Comme le disait Geneviève Fioraso, ancienne ministre de l’Enseignement supérieur et de la Recherche : « Lorsque vous avez des oppositions à certaines technologies et que vous faîtes témoigner des associations de malades, tout le monde adhère » [3]. Faire accepter des OGM humains pour des raisons médicales servira l’acceptation des OGM végétaux et animaux. Et réciproquement. Le discours dithyrambique en faveur de ces techniques cache donc une volonté d’obtenir le consentement ou l’acceptation.

Pourquoi vouloir faire des animaux chimères ?

Des chimères sont « des organismes contenant des cellules d’origine différente, mais sans mélange des matériels génétiques » [4] contrairement aux hybrides. La loi « remplacera l’interdiction de création d’embryons chimériques par l’interdiction de la modification d’un embryon humain par adjonction de cellules provenant d’autres espèces ». Donc seuls les embryons humains chimériques avec adjonction de cellules d’autres organismes seront interdits. Les expériences sur des embryons d’animaux avec des cellules issues d’autres espèces (animales ou humaines donc) seront autorisées et ces embryons pourront même être implantés chez une femelle animale afin de donner naissance à des animaux chimères.

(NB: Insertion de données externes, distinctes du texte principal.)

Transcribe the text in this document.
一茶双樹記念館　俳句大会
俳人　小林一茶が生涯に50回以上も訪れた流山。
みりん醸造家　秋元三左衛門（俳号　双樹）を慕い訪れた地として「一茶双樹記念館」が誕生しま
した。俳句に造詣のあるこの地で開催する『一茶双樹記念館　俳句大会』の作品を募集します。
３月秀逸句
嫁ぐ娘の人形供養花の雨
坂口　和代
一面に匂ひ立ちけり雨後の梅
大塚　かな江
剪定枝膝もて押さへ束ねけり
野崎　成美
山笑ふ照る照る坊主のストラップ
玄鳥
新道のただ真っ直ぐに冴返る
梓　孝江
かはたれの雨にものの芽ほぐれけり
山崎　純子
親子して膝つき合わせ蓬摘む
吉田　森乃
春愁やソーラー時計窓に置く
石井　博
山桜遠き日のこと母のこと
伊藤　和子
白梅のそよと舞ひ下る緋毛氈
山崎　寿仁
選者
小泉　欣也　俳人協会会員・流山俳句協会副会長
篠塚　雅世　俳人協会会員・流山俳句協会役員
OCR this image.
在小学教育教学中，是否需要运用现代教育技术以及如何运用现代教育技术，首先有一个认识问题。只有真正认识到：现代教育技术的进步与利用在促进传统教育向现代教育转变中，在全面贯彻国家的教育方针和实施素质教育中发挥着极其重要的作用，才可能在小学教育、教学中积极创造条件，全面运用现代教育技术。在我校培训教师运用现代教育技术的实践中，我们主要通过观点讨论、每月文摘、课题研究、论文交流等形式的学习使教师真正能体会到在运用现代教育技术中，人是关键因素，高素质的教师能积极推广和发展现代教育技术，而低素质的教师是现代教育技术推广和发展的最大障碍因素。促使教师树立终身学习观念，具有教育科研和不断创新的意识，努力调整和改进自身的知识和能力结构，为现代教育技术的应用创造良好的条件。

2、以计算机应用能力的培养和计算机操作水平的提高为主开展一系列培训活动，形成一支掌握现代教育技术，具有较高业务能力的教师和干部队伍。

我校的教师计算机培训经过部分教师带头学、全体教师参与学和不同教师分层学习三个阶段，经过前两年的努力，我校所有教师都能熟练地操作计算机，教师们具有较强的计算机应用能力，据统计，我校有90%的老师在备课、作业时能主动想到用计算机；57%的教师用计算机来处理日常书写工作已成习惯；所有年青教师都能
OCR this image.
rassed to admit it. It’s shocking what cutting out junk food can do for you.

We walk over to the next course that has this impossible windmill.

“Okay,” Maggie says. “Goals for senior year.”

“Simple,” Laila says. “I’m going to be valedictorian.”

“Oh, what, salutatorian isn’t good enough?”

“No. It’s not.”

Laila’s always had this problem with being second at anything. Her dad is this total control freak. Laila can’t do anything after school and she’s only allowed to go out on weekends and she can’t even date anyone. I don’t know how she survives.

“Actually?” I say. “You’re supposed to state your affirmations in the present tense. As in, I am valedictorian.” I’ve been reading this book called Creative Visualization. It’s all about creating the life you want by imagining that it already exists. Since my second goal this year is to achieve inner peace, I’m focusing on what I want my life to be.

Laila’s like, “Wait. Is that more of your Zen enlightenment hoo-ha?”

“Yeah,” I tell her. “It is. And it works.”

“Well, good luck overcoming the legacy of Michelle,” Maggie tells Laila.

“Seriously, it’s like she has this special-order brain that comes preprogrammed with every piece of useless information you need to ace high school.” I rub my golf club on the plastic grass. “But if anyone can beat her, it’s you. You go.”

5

Ces embryons seront observés d’une part pour mieux comprendre par exemple la migration des cellules greffées dans l’embryon. D’autre part, ils pourront aussi être mis dans l’utérus de la femelle afin de donner naissance, s’ils survivent, à des animaux que l’on qualifie de chimères. De telles manipulations permettent d’observer « le développement de ces cellules [greffées] dans l’embryon parce qu’on peut facilement les identifier » [5] et de comprendre en quoi les cellules proches incitent ces cellules greffées à se spécialiser, en des cellules de cartilage d’oreille par exemple. L’autre but serait de faire grandir des cellules humaines qui donneraient un organe entier qu’on pourrait « récolter » pour le greffer sur un humain : une xénogreffe. L’animal serait le « champ » de culture pour des organes humains.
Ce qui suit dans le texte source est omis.